The attacks of James “Populist and Proud of It” Carville on a working-class Southern woman who had done him no personal harm were sickening in their malice and staggering in their hypocrisy. Like all things in any way connected to Bill Clinton, the attacks were a study in overkill. There is no area of public life in which either of the Clintons, or any of their minions, display the slightest grasp of the value of nuance. Even in the act of assault they reject the efficiency of the shiv in favor of the rawness of the meat ax. However (and not that it’s any consolation), it is the sheer gaudiness of the onslaughts that often makes them backfire. To watch James Carville—a man whose very posture is gratuitous—yap with vicious abandon (which in him seems both practiced and organic, perhaps explaining why he appears insane) about female “trailer trash,” and to watch him do it while professional feminists and other liberal defenders of the underdog either stood mute as stone or joined the chorus—well, it was the sort of flawless display of ideological fraudulence that is hard to ignore. Carville was so politically cynical, so intellectually vulgar, so personally mean that even some in-the-tank journalists seemed slightly squeamish at his performance.
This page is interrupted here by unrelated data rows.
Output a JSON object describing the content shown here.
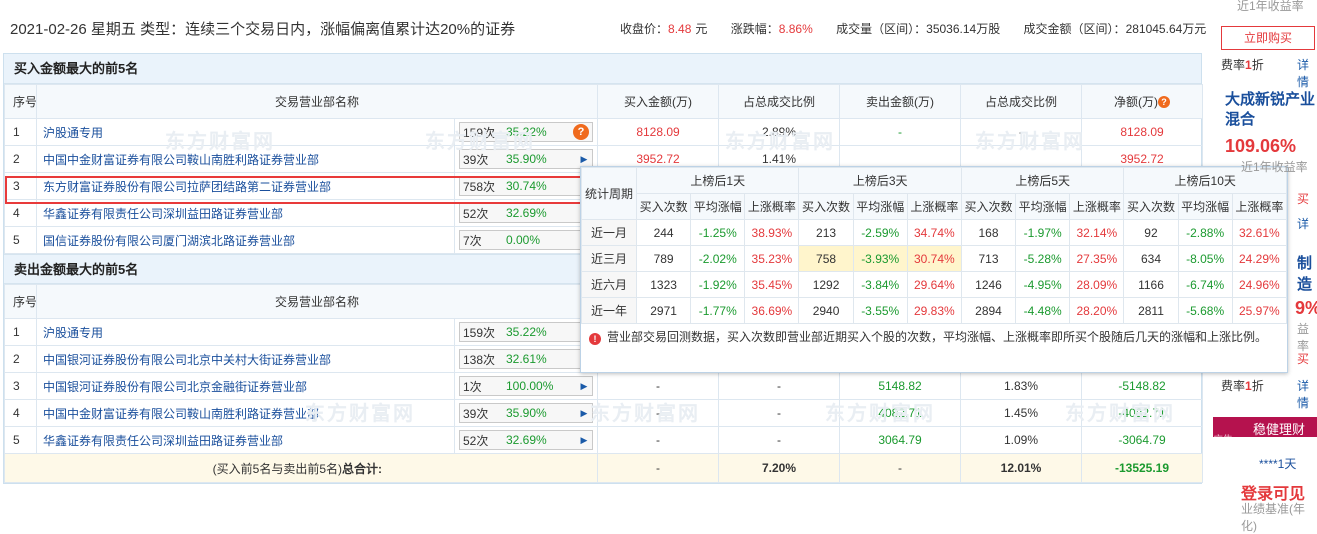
{
  "header": {
    "title": "2021-02-26 星期五  类型：连续三个交易日内，涨幅偏离值累计达20%的证券",
    "close_label": "收盘价：",
    "close_value": "8.48",
    "unit_yuan": "元",
    "change_label": "涨跌幅：",
    "change_value": "8.86%",
    "volume_label": "成交量（区间）：",
    "volume_value": "35036.14万股",
    "amount_label": "成交金额（区间）：",
    "amount_value": "281045.64万元"
  },
  "buy_section": {
    "title": "买入金额最大的前5名",
    "columns": [
      "序号",
      "交易营业部名称",
      "买入金额(万)",
      "占总成交比例",
      "卖出金额(万)",
      "占总成交比例",
      "净额(万)"
    ],
    "rows": [
      {
        "no": "1",
        "name": "沪股通专用",
        "cnt": "159次",
        "pct": "35.22%",
        "icon": "question-icon",
        "buy": "8128.09",
        "buy_ratio": "2.89%",
        "sell": "-",
        "sell_ratio": "-",
        "net": "8128.09"
      },
      {
        "no": "2",
        "name": "中国中金财富证券有限公司鞍山南胜利路证券营业部",
        "cnt": "39次",
        "pct": "35.90%",
        "icon": "arrow-right-icon",
        "buy": "3952.72",
        "buy_ratio": "1.41%",
        "sell": "",
        "sell_ratio": "",
        "net": "3952.72"
      },
      {
        "no": "3",
        "name": "东方财富证券股份有限公司拉萨团结路第二证券营业部",
        "cnt": "758次",
        "pct": "30.74%",
        "icon": "arrow-right-icon",
        "buy": "",
        "buy_ratio": "",
        "sell": "",
        "sell_ratio": "",
        "net": ""
      },
      {
        "no": "4",
        "name": "华鑫证券有限责任公司深圳益田路证券营业部",
        "cnt": "52次",
        "pct": "32.69%",
        "icon": "arrow-right-icon",
        "buy": "",
        "buy_ratio": "",
        "sell": "",
        "sell_ratio": "",
        "net": ""
      },
      {
        "no": "5",
        "name": "国信证券股份有限公司厦门湖滨北路证券营业部",
        "cnt": "7次",
        "pct": "0.00%",
        "icon": "arrow-right-icon",
        "buy": "",
        "buy_ratio": "",
        "sell": "",
        "sell_ratio": "",
        "net": ""
      }
    ]
  },
  "sell_section": {
    "title": "卖出金额最大的前5名",
    "columns": [
      "序号",
      "交易营业部名称"
    ],
    "rows": [
      {
        "no": "1",
        "name": "沪股通专用",
        "cnt": "159次",
        "pct": "35.22%",
        "buy": "",
        "buy_ratio": "",
        "sell": "",
        "sell_ratio": "",
        "net": ""
      },
      {
        "no": "2",
        "name": "中国银河证券股份有限公司北京中关村大街证券营业部",
        "cnt": "138次",
        "pct": "32.61%",
        "buy": "",
        "buy_ratio": "",
        "sell": "",
        "sell_ratio": "",
        "net": ""
      },
      {
        "no": "3",
        "name": "中国银河证券股份有限公司北京金融街证券营业部",
        "cnt": "1次",
        "pct": "100.00%",
        "buy": "-",
        "buy_ratio": "-",
        "sell": "5148.82",
        "sell_ratio": "1.83%",
        "net": "-5148.82"
      },
      {
        "no": "4",
        "name": "中国中金财富证券有限公司鞍山南胜利路证券营业部",
        "cnt": "39次",
        "pct": "35.90%",
        "buy": "-",
        "buy_ratio": "-",
        "sell": "4082.71",
        "sell_ratio": "1.45%",
        "net": "-4082.71"
      },
      {
        "no": "5",
        "name": "华鑫证券有限责任公司深圳益田路证券营业部",
        "cnt": "52次",
        "pct": "32.69%",
        "buy": "-",
        "buy_ratio": "-",
        "sell": "3064.79",
        "sell_ratio": "1.09%",
        "net": "-3064.79"
      }
    ],
    "total": {
      "label": "(买入前5名与卖出前5名)",
      "label_bold": "总合计:",
      "buy": "-",
      "buy_ratio": "7.20%",
      "sell": "-",
      "sell_ratio": "12.01%",
      "net": "-13525.19"
    }
  },
  "popup": {
    "period_header": "统计周期",
    "groups": [
      "上榜后1天",
      "上榜后3天",
      "上榜后5天",
      "上榜后10天"
    ],
    "subcols": [
      "买入次数",
      "平均涨幅",
      "上涨概率"
    ],
    "rows": [
      {
        "period": "近一月",
        "vals": [
          "244",
          "-1.25%",
          "38.93%",
          "213",
          "-2.59%",
          "34.74%",
          "168",
          "-1.97%",
          "32.14%",
          "92",
          "-2.88%",
          "32.61%"
        ]
      },
      {
        "period": "近三月",
        "vals": [
          "789",
          "-2.02%",
          "35.23%",
          "758",
          "-3.93%",
          "30.74%",
          "713",
          "-5.28%",
          "27.35%",
          "634",
          "-8.05%",
          "24.29%"
        ]
      },
      {
        "period": "近六月",
        "vals": [
          "1323",
          "-1.92%",
          "35.45%",
          "1292",
          "-3.84%",
          "29.64%",
          "1246",
          "-4.95%",
          "28.09%",
          "1166",
          "-6.74%",
          "24.96%"
        ]
      },
      {
        "period": "近一年",
        "vals": [
          "2971",
          "-1.77%",
          "36.69%",
          "2940",
          "-3.55%",
          "29.83%",
          "2894",
          "-4.48%",
          "28.20%",
          "2811",
          "-5.68%",
          "25.97%"
        ]
      }
    ],
    "note": "营业部交易回测数据，买入次数即营业部近期买入个股的次数，平均涨幅、上涨概率即所买个股随后几天的涨幅和上涨比例。"
  },
  "sidebar": {
    "yield_label": "近1年收益率",
    "buy_button": "立即购买",
    "fee_label": "费率",
    "fee_value": "1",
    "fee_suffix": "折",
    "detail_link": "详情",
    "fund_name": "大成新锐产业混合",
    "fund_return": "109.06%",
    "fund_return_label": "近1年收益率",
    "partial_buy": "买",
    "partial_detail": "详",
    "partial_manufacturing": "制造",
    "partial_pct": "9%",
    "partial_yield": "益率",
    "partial_buy2": "买",
    "fee2_label": "费率",
    "fee2_value": "1",
    "fee2_suffix": "折",
    "detail2_link": "详情",
    "ad_label": "广告",
    "ad_text": "稳健理财",
    "day_text": "****1天",
    "login_text": "登录可见",
    "perf_text": "业绩基准(年化)"
  },
  "watermark": {
    "text": "东方财富网",
    "sub": "eastmoney.com"
  }
}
And there things stood—the nervous newsies, the crazed Carville, the contemptuous Clintons—until the American Lawyer published an article by Stuart Taylor in which he accused the media, in the Jones case, of hypocrisy, class and political bias, and the application of a double standard. As coverage of Taylor’s article increased, Carville shut up (all praise be to God), and the Clintons backed off. As for the establishment media, they were cornered and they confessed—but they never quite owned up. After decades of adamant denial, they said, “It’s true; you caught us; we’re snobs.” Then they went on to other things, apparently believing that their admission, having been painful, was a solution.

Or maybe they were just hoping it was a solution because they sense the formidability of their predicament. If the symptoms of your problem are snobbery, narrow-mindedness, and preconception, by what means do you gain insight into the workings of your elitism, bias, and prejudice? And if your environment is full of people just like you, where do you look for a model or guide? It used to be that the media didn’t know that they didn’t know. Now they don’t know what they don’t know. Establishment journalists’ proudest attribute, their professional skepticism, is regularly rendered inoperative by nothing more than a woman’s big hair or a man’s large waistline. That journalists are the last to acknowledge this leaves them without credibility as reporters of fact, and dangerous as judges of truth.
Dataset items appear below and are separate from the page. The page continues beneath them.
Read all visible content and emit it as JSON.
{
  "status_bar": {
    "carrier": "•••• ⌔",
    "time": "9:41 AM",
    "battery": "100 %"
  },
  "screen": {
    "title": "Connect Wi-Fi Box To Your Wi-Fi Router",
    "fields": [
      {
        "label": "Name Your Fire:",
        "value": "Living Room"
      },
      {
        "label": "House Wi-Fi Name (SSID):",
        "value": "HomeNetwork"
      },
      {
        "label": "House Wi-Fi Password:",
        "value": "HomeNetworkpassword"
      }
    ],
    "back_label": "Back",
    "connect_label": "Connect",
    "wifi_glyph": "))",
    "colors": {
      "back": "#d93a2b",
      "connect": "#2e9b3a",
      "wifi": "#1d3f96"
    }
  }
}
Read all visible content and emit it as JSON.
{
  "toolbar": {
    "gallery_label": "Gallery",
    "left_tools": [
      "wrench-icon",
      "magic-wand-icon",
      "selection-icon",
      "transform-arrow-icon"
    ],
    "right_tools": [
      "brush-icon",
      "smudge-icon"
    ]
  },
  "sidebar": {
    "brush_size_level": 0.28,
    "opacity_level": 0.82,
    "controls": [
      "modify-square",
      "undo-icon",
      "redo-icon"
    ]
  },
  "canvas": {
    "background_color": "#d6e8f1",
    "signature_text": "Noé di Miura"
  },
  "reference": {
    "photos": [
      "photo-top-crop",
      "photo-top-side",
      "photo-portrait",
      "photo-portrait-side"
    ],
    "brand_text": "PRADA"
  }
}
In the end, all of the journalistic breast-beating, self-examination, and tortured analysis lead to exactly . . . nothing. Things are so unchanged, in fact, that the major media are confounded and befuddled, virtually struck dumb by the simple idea that the ends do not justify the means. And as the major media finally begin to grasp, dimly, that the public is real serious about this ends/means business (no, you are not exempt because of your holy journalistic calling), journalists are again getting defensive and resentful and mightily impatient with their consumers’ stupidity. So we are back where we started, and it is the logic of vanity that has brought us here: Why struggle with humility when it’s so much more fun to be a know-it-all?

Today, the public character of elite journalists is marked by the temperament of movie stars, the double-talk of politicians, and the grandiosity of lawyers. Their primary function seems to be the contribution of themselves to the nation’s stock of divas, weenies, and narcissists. And since they do all this while disdaining the ordinary American, one wonders how they will keep a straight face when, any day now, they begin pontificating on PBS about their “responsibility to the public.” But maybe a dose of James Collins’s realism is in order here. Perhaps it is only in films that adversity, or anything else, makes the ordinary journalist noble and merciful.